Department of Industrial Engineering, Sharif University of Technology, Azadi Ave., Tehran, 1458889694, Iran.
Sci Rep. 2025 Jan 27;15(1):3460. doi: 10.1038/s41598-024-84786-2.
Multiclass imbalance is a challenging problem in real-world datasets, where certain classes may have a low number of samples because they correspond to rare occurrences. To address the challenge of multiclass imbalance, this paper introduces a novel hybrid cluster-based oversampling and undersampling (HCBOU) technique.
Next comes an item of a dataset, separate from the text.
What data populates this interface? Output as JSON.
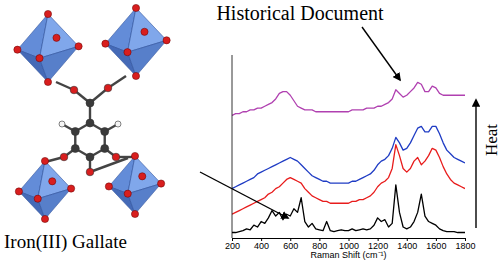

By clustering and separating classes into majority and minority categories, this algorithm retains the most information during undersampling while generating efficient data in the minority class. The classification is carried out using one-vs-one and one-vs-all decomposition schemes. Extensive experimentation was carried out on 30 datasets to evaluate the proposed algorithm's performance. The results were subsequently compared with those of several state-of-the-art algorithms. Based on the results, the proposed algorithm outperforms the competing algorithms under different scenarios. Finally, The HCBOU algorithm demonstrated robust performance across varying class imbalance levels, highlighting its effectiveness in handling imbalanced datasets.
多类不平衡是现实世界数据集中一个具有挑战性的问题,在这些数据集中,某些类别的样本数量可能较少,因为它们对应于罕见事件。为了应对多类不平衡的挑战,本文介绍了一种新颖的基于混合聚类的过采样和欠采样(HCBOU)技术。通过将类聚类并分为多数类和少数类,该算法在欠采样过程中保留了最多的信息,同时在少数类中生成了有效的数据。分类使用一对一和一对多分解方案进行。在30个数据集上进行了广泛的实验,以评估所提出算法的性能。随后将结果与几种最新算法的结果进行了比较。基于这些结果,所提出的算法在不同场景下优于竞争算法。最后,HCBOU算法在不同的类不平衡水平上都表现出强大的性能,突出了其在处理不平衡数据集方面的有效性。